In fact, the CPSU had no real choice but to accept some model of decentralised bargaining given that both the government and the ACTU wanted a shift in that direction. Of more immediate concern was the impending federal election. The government (and the unions) needed to demonstrate that its model of decentralised industrial relations could work more effectively and equitably than that proposed by the Opposition parties. In December 1992, the government and 27 public service unions signed an agreement on the introduction of agency-level wage bargaining. This agreement provided for the development of ‘more flexible’ employment conditions at the agency level to be achieved in agency-specific agreements provided that there was ‘no overall disadvantage to employees’.[8]
During 1993 and 1994, most APS agencies either managed to negotiate an agency level agreement or gain access to a ‘foldback’ fund.[9] Among the agencies that relied on this latter arrangement were the Department of Finance and the Treasury. This was a considerable source of angst amongst the agencies that had reached agreements.[10] The central agencies were accused of being ‘free riders’ on the efforts of other agencies.

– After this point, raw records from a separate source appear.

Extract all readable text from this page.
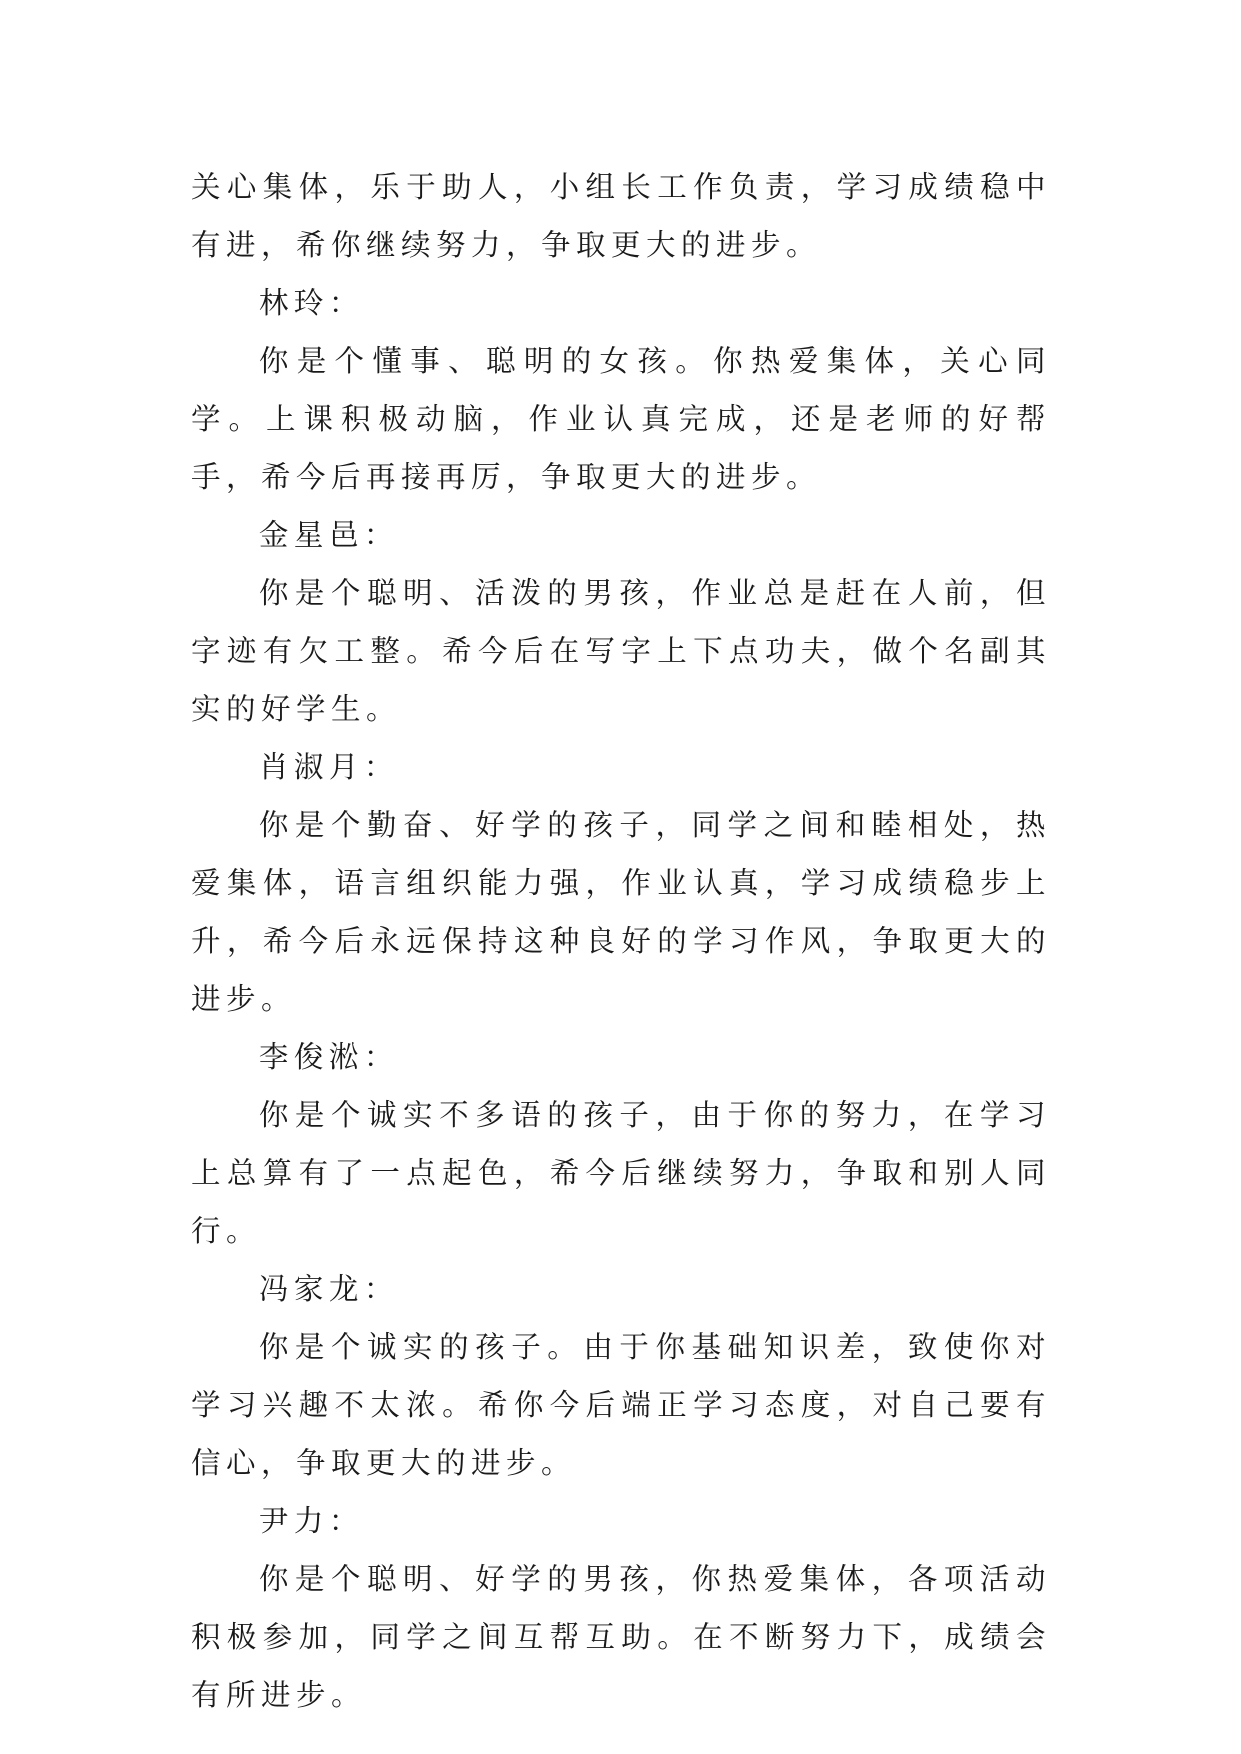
关心集体，乐于助人，小组长工作负责，学习成绩稳中有进，希你继续努力，争取更大的进步。

林玲：

你是个懂事、聪明的女孩。你热爱集体，关心同学。上课积极动脑，作业认真完成，还是老师的好帮手，希今后再接再厉，争取更大的进步。

金星邑：

你是个聪明、活泼的男孩，作业总是赶在人前，但字迹有欠工整。希今后在写字上下点功夫，做个名副其实的好学生。

肖淑月：

你是个勤奋、好学的孩子，同学之间和睦相处，热爱集体，语言组织能力强，作业认真，学习成绩稳步上升，希今后永远保持这种良好的学习作风，争取更大的进步。

李俊淞：

你是个诚实不多语的孩子，由于你的努力，在学习上总算有了一点起色，希今后继续努力，争取和别人同行。

冯家龙：

你是个诚实的孩子。由于你基础知识差，致使你对学习兴趣不太浓。希你今后端正学习态度，对自己要有信心，争取更大的进步。

尹力：

你是个聪明、好学的男孩，你热爱集体，各项活动积极参加，同学之间互帮互助。在不断努力下，成绩会有所进步。
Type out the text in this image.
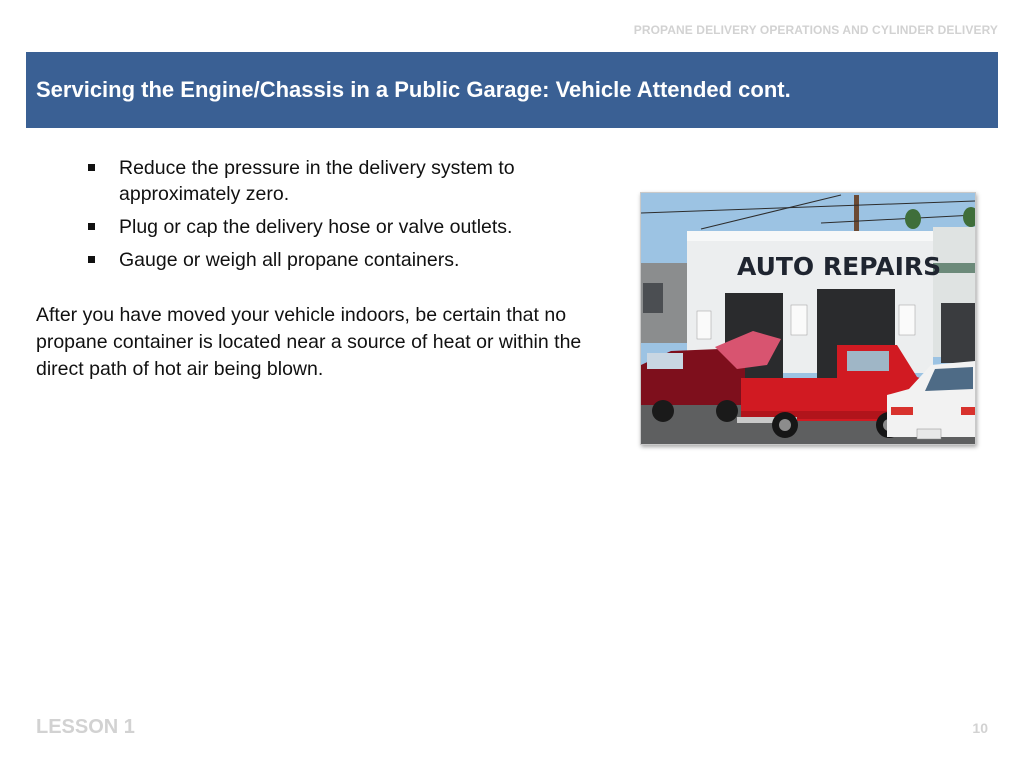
PROPANE DELIVERY OPERATIONS AND CYLINDER DELIVERY
Servicing the Engine/Chassis in a Public Garage: Vehicle Attended cont.
Reduce the pressure in the delivery system to approximately zero.
Plug or cap the delivery hose or valve outlets.
Gauge or weigh all propane containers.

After you have moved your vehicle indoors, be certain that no propane container is located near a source of heat or within the direct path of hot air being blown.

AUTO REPAIRS
LESSON 1	10
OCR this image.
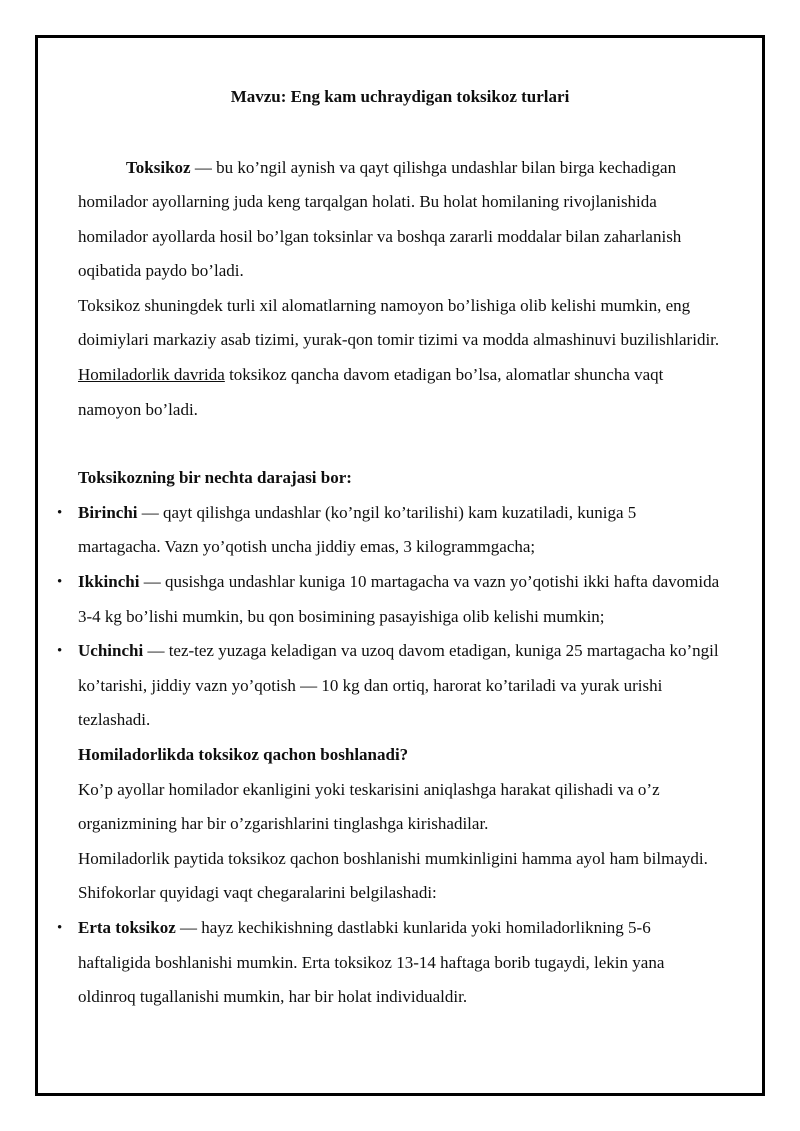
Mavzu: Eng kam uchraydigan toksikoz turlari
Toksikoz — bu ko’ngil aynish va qayt qilishga undashlar bilan birga kechadigan homilador ayollarning juda keng tarqalgan holati. Bu holat homilaning rivojlanishida homilador ayollarda hosil bo’lgan toksinlar va boshqa zararli moddalar bilan zaharlanish oqibatida paydo bo’ladi.
Toksikoz shuningdek turli xil alomatlarning namoyon bo’lishiga olib kelishi mumkin, eng doimiylari markaziy asab tizimi, yurak-qon tomir tizimi va modda almashinuvi buzilishlaridir. Homiladorlik davrida toksikoz qancha davom etadigan bo’lsa, alomatlar shuncha vaqt namoyon bo’ladi.
Toksikozning bir nechta darajasi bor:
• Birinchi — qayt qilishga undashlar (ko’ngil ko’tarilishi) kam kuzatiladi, kuniga 5 martagacha. Vazn yo’qotish uncha jiddiy emas, 3 kilogrammgacha;
• Ikkinchi — qusishga undashlar kuniga 10 martagacha va vazn yo’qotishi ikki hafta davomida 3-4 kg bo’lishi mumkin, bu qon bosimining pasayishiga olib kelishi mumkin;
• Uchinchi — tez-tez yuzaga keladigan va uzoq davom etadigan, kuniga 25 martagacha ko’ngil ko’tarishi, jiddiy vazn yo’qotish — 10 kg dan ortiq, harorat ko’tariladi va yurak urishi tezlashadi.
Homiladorlikda toksikoz qachon boshlanadi?
Ko’p ayollar homilador ekanligini yoki teskarisini aniqlashga harakat qilishadi va o’z organizmining har bir o’zgarishlarini tinglashga kirishadilar.
Homiladorlik paytida toksikoz qachon boshlanishi mumkinligini hamma ayol ham bilmaydi. Shifokorlar quyidagi vaqt chegaralarini belgilashadi:
• Erta toksikoz — hayz kechikishning dastlabki kunlarida yoki homiladorlikning 5-6 haftaligida boshlanishi mumkin. Erta toksikoz 13-14 haftaga borib tugaydi, lekin yana oldinroq tugallanishi mumkin, har bir holat individualdir.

An evaluation of the system conducted by the Department of Finance and the then Department of Industrial Relations confirmed this view, and also indicated that small agencies had experienced particular difficulty in identifying productivity savings.[11]
This episode of agency bargaining was followed by a return to a more centralised mode of bargaining and illustrates the conflicting objectives of governments in regulating their own employees. The government had a clear agenda to decentralise the wage bargaining system. The best way to do this was to demonstrate that it could work for its own employees. In the short term, there was an imperative to demonstrate its superiority over the more radical agenda of the opposition. On the other hand, the government needed to maintain control over the costs of such a system. Thus, the central agencies acted as the regulators on behalf of the government. In that sense, the system was not wholly decentralised. The government also needed to wrestle with the practical problems of productivity measurement and the expectation from the unions that all employees would receive a similar wage outcome. The solution to these problems through the ‘foldback’ mechanism meant that some public service managers, who had been able to bargain, had to finance the non-bargaining agencies or free-riders. Even for the bargaining agencies, it was difficult to see how productivity gains could be made without either continuing job losses and/or work intensification for the remaining employees. Nevertheless, the process facilitated further the incorporation of public sector unions into a recasting of the APS.